GAME as CRITIC as ART. 2.0. (Part III)

Episode III of the summary/translation of Laura Baigorriessay for GAME as CRITIC as ART. 2.0. (see Part I and II.)

Educating with games. Against the simplification proposed by the game industry

The works previously mentioned explore the three main strategies adopted by the creators for the creation/modification of computer games. The following games, although they are game mods using weapons, elude explicit violence to show the player a multiple and exhaustive vision on an aspect of the everyday life of a population.


– Nina Czegledy and Maia Engeli’s Medieval Unreality (2003) is a project aimed at initiating an artistic discourse on Albania’s “Blood Feud” by editing the first-person shooter game “Unreal Tournament”. In the ’90s, Northern Albany faced a series of kidnapping and murders between families, due to an ancestral code of conduct.
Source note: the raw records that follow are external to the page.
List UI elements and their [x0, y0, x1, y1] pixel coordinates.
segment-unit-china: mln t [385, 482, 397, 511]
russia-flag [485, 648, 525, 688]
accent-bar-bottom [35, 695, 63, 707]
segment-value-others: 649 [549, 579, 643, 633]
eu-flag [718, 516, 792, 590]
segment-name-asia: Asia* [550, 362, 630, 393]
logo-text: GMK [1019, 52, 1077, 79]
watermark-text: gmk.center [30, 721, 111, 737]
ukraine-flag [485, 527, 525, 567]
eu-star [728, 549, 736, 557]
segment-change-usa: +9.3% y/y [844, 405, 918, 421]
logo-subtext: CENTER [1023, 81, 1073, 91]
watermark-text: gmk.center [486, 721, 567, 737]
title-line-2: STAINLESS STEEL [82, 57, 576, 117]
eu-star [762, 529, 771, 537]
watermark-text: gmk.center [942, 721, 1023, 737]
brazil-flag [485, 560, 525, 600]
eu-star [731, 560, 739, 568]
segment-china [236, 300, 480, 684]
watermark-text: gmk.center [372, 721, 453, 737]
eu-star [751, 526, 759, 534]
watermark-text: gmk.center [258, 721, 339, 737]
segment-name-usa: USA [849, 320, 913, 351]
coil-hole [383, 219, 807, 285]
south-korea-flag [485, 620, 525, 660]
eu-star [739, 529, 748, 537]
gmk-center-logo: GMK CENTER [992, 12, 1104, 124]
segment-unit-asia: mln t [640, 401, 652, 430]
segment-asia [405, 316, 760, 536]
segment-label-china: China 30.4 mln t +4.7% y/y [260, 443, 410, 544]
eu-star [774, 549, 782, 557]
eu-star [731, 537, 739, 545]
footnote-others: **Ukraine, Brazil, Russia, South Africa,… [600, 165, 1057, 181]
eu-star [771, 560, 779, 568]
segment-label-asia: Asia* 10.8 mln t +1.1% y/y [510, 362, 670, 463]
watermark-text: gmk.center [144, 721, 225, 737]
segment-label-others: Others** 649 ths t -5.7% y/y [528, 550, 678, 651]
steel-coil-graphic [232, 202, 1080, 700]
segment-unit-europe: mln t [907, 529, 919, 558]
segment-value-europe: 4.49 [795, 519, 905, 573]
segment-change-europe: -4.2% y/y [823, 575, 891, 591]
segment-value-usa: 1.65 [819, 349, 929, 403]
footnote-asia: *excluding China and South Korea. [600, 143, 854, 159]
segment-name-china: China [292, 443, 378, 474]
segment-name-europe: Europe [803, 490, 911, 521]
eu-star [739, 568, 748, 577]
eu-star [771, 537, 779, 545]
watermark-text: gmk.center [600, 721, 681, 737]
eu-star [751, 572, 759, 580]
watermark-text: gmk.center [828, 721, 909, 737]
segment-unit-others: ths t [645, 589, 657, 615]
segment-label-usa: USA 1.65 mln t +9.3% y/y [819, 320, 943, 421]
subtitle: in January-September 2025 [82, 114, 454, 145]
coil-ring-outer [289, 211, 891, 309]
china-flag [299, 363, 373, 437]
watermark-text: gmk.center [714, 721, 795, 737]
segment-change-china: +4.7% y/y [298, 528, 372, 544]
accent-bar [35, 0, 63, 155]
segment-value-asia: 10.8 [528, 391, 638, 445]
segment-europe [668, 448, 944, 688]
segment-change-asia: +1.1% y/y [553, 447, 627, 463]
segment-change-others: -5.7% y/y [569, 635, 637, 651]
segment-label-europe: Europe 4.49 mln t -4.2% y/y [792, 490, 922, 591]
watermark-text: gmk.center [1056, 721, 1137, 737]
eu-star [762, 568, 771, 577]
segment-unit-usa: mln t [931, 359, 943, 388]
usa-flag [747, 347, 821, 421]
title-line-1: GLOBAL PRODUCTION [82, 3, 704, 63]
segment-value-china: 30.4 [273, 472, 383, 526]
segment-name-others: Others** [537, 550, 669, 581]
Although it was abolished during the Socialist Period, the economical collapse of the the State in 1989 gave free way to the re-introduction of the archaic rules and social relationships, but also rancors and vengeances. That year, about 1500 families (800 children) wouldn’t venture out of their house.

Medieval Unreality wanted to use games to re-establish the contact between barricaded families and the rest of the world by using virtual media: art, culture and new technologies. The first phase called “E-mail from the Medieval Ages”: providing isolated families with 100 computers with Internet connection.
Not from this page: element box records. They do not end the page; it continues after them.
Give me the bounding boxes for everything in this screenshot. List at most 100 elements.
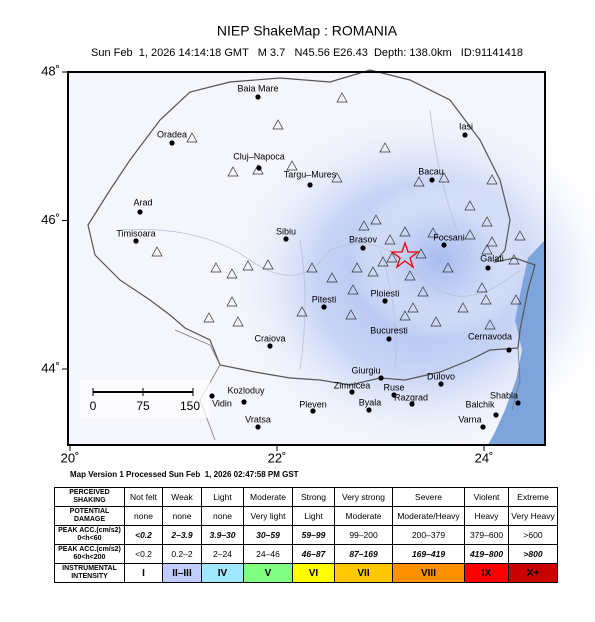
row-header-line: 0<h<60	[77, 535, 102, 542]
legend-cell: 30–59	[243, 525, 293, 545]
city-dot	[133, 238, 139, 244]
legend-cell: 99–200	[334, 525, 393, 545]
city-dot	[382, 298, 388, 304]
legend-cell: Very light	[243, 506, 293, 526]
city-label: Vidin	[212, 398, 232, 408]
city-label: Bacau	[418, 166, 444, 176]
city-dot	[441, 242, 447, 248]
station	[226, 296, 238, 307]
station	[407, 302, 419, 313]
legend-cell: 87–169	[334, 544, 393, 564]
legend-row: PERCEIVED SHAKING Not felt Weak Light Moderat…	[54, 487, 558, 507]
station	[386, 252, 398, 263]
station	[379, 142, 391, 153]
station	[242, 260, 254, 271]
lon-label: 20˚	[61, 450, 80, 465]
city-dot	[485, 265, 491, 271]
station	[464, 200, 476, 211]
station	[377, 256, 389, 267]
city-dot	[515, 400, 521, 406]
legend-cell: VII	[334, 563, 393, 583]
city-label: Ploiesti	[370, 288, 399, 298]
map-frame	[67, 71, 546, 446]
row-header-line: INTENSITY	[71, 573, 108, 580]
city-dot	[209, 393, 215, 399]
station	[203, 312, 215, 323]
map-version: Map Version 1 Processed Sun Feb 1, 2026 …	[70, 470, 299, 479]
row-header: INSTRUMENTAL INTENSITY	[54, 563, 125, 583]
station	[417, 286, 429, 297]
city-label: Byala	[359, 397, 382, 407]
city-label: Cluj–Napoca	[233, 151, 285, 161]
lat-label: 46˚	[41, 212, 60, 227]
legend-cell: 379–600	[464, 525, 509, 545]
station	[514, 230, 526, 241]
legend-cell: II–III	[162, 563, 202, 583]
row-header-line: PEAK ACC.(cm/s2)	[58, 527, 121, 534]
black-sea	[488, 240, 545, 445]
station	[438, 172, 450, 183]
legend-cell: >800	[508, 544, 558, 564]
city-dot	[360, 245, 366, 251]
row-header-line: 60<h<200	[73, 554, 106, 561]
title: NIEP ShakeMap : ROMANIA	[217, 23, 398, 39]
station	[272, 119, 284, 130]
lon-label: 24˚	[475, 450, 494, 465]
legend-cell: I	[124, 563, 163, 583]
row-header-line: INSTRUMENTAL	[62, 565, 117, 572]
city-label: Kozloduy	[227, 385, 265, 395]
station	[331, 172, 343, 183]
city-label: Arad	[133, 197, 152, 207]
legend-row: PEAK ACC.(cm/s2) 0<h<60 <0.2 2–3.9 3.9–30 30–…	[54, 525, 558, 545]
legend-cell: Severe	[392, 487, 465, 507]
row-header: PEAK ACC.(cm/s2) 0<h<60	[54, 525, 125, 545]
scale-label: 0	[90, 399, 97, 413]
city-dot	[137, 209, 143, 215]
city-dot	[267, 343, 273, 349]
legend-cell: >600	[508, 525, 558, 545]
legend-cell: Moderate	[334, 506, 393, 526]
station	[442, 262, 454, 273]
city-label: Vratsa	[245, 414, 271, 424]
station	[262, 259, 274, 270]
station	[347, 284, 359, 295]
city-dot	[493, 412, 499, 418]
station	[430, 316, 442, 327]
station	[404, 270, 416, 281]
city-dot	[438, 381, 444, 387]
shakemap: NIEP ShakeMap : ROMANIA Sun Feb 1, 2026 …	[41, 23, 595, 479]
legend-cell: 419–800	[464, 544, 509, 564]
city-label: Focsani	[433, 232, 465, 242]
city-dot	[462, 132, 468, 138]
row-header-line: PEAK ACC.(cm/s2)	[58, 546, 121, 553]
station	[151, 246, 163, 257]
city-dot	[391, 392, 397, 398]
lat-label: 44˚	[41, 360, 60, 375]
city-label: Galati	[480, 253, 504, 263]
station	[286, 160, 298, 171]
station	[476, 282, 488, 293]
station	[481, 216, 493, 227]
legend-cell: IV	[201, 563, 244, 583]
romania-border	[87, 69, 536, 386]
city-dot	[169, 140, 175, 146]
row-header-line: POTENTIAL	[69, 508, 110, 515]
city-label: Cernavoda	[468, 331, 512, 341]
station	[326, 272, 338, 283]
city-dot	[366, 407, 372, 413]
station	[351, 262, 363, 273]
row-header-line: PERCEIVED	[69, 489, 110, 496]
city-label: Brasov	[349, 234, 378, 244]
city-label: Dulovo	[427, 371, 455, 381]
station	[186, 132, 198, 143]
city-dot	[321, 304, 327, 310]
legend-cell: 2–24	[201, 544, 244, 564]
station	[480, 294, 492, 305]
lon-label: 22˚	[268, 450, 287, 465]
legend-cell: Strong	[292, 487, 335, 507]
city-dot	[386, 336, 392, 342]
legend-cell: <0.2	[124, 525, 163, 545]
legend-cell: Light	[292, 506, 335, 526]
legend-cell: X+	[508, 563, 558, 583]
The second step was to start a debate on Albania’s “Blood Feud”, through the modification of Unreal Tournament. The game environment was plain geometry and behaviour, all white without decoration. The participating artists had to add images, costume players, and edit the game space itself. The goal was to achieve an artistic expression in this quite unusual format.


Escape from Woomera (2003): a Half-life mod designed as a direct critique of Australia’s inhumane detention centres (in particular Woomera Immigration Reception and Processing Centre in South Australia) which imprison asylum-seekers, while their applications for asylum are being processed.
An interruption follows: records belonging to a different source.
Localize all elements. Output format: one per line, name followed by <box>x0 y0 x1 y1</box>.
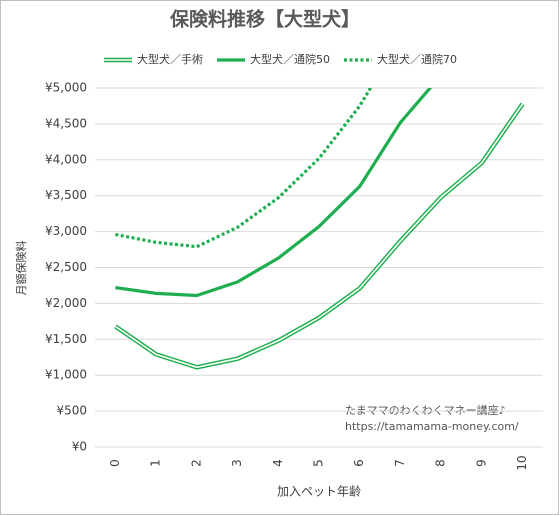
watermark: https://tamamama-money.com/ <box>345 420 519 433</box>
legend-label: 大型犬／手術 <box>137 52 203 66</box>
x-tick-label: 7 <box>393 459 407 467</box>
y-tick-label: ¥5,000 <box>45 81 87 95</box>
x-tick-label: 2 <box>189 459 203 467</box>
x-tick-label: 5 <box>312 459 326 467</box>
legend-label: 大型犬／通院70 <box>377 52 457 66</box>
x-tick-label: 3 <box>230 459 244 467</box>
y-tick-label: ¥2,500 <box>45 260 87 274</box>
x-tick-label: 4 <box>271 459 285 467</box>
plot-area <box>114 88 525 370</box>
x-tick-label: 0 <box>108 459 122 467</box>
line-series <box>115 88 433 298</box>
y-tick-label: ¥1,500 <box>45 332 87 346</box>
x-tick-label: 10 <box>515 455 529 470</box>
x-axis-label: 加入ペット年齢 <box>277 484 361 499</box>
chart-title: 保険料推移【大型犬】 <box>169 8 360 31</box>
y-axis-label: 月額保険料 <box>14 241 28 296</box>
x-tick-label: 1 <box>149 459 163 467</box>
y-tick-label: ¥4,000 <box>45 152 87 166</box>
line-series-inner <box>114 103 524 369</box>
watermark: たまママのわくわくマネー講座♪ <box>345 403 506 417</box>
y-tick-label: ¥4,500 <box>45 116 87 130</box>
y-tick-label: ¥2,000 <box>45 296 87 310</box>
y-tick-label: ¥3,000 <box>45 224 87 238</box>
legend-label: 大型犬／通院50 <box>250 52 330 66</box>
y-tick-label: ¥0 <box>72 440 87 454</box>
y-tick-label: ¥1,000 <box>45 368 87 382</box>
x-tick-label: 9 <box>474 459 488 467</box>
y-tick-label: ¥3,500 <box>45 188 87 202</box>
y-tick-label: ¥500 <box>56 404 87 418</box>
x-tick-label: 8 <box>434 459 448 467</box>
x-tick-label: 6 <box>352 459 366 467</box>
Gamers are invited to assume the character of, and “live” through the experiences of a modern day refugee, offering them an interactive, immersive experience of life within the most secretive and controversial places on the Australian political and geographical landscape.

Escape From Woomera is meant to be an engine for mobilising experiences and situations otherwise inaccessible to an nation of disempowered onlookers. (see also article in The Age.)


Personal Cinema‘s The Making of Balkan Wars: The Game focused on the social and cultural issues within the Peninsula and on the creation of networks between artists, art critics, writers and curators from South-Eastern Europe. The multi-user, 3D video game is based on the variable of Balkanization. Moving within the space the players discover that their behavior define their degree of participation in this simulated Balkan reality. The stance of “balkanization” or “de ˆbalkanization” changes depending on which video the player is watching, as well as by the interaction between the avatars. (via selectparks.)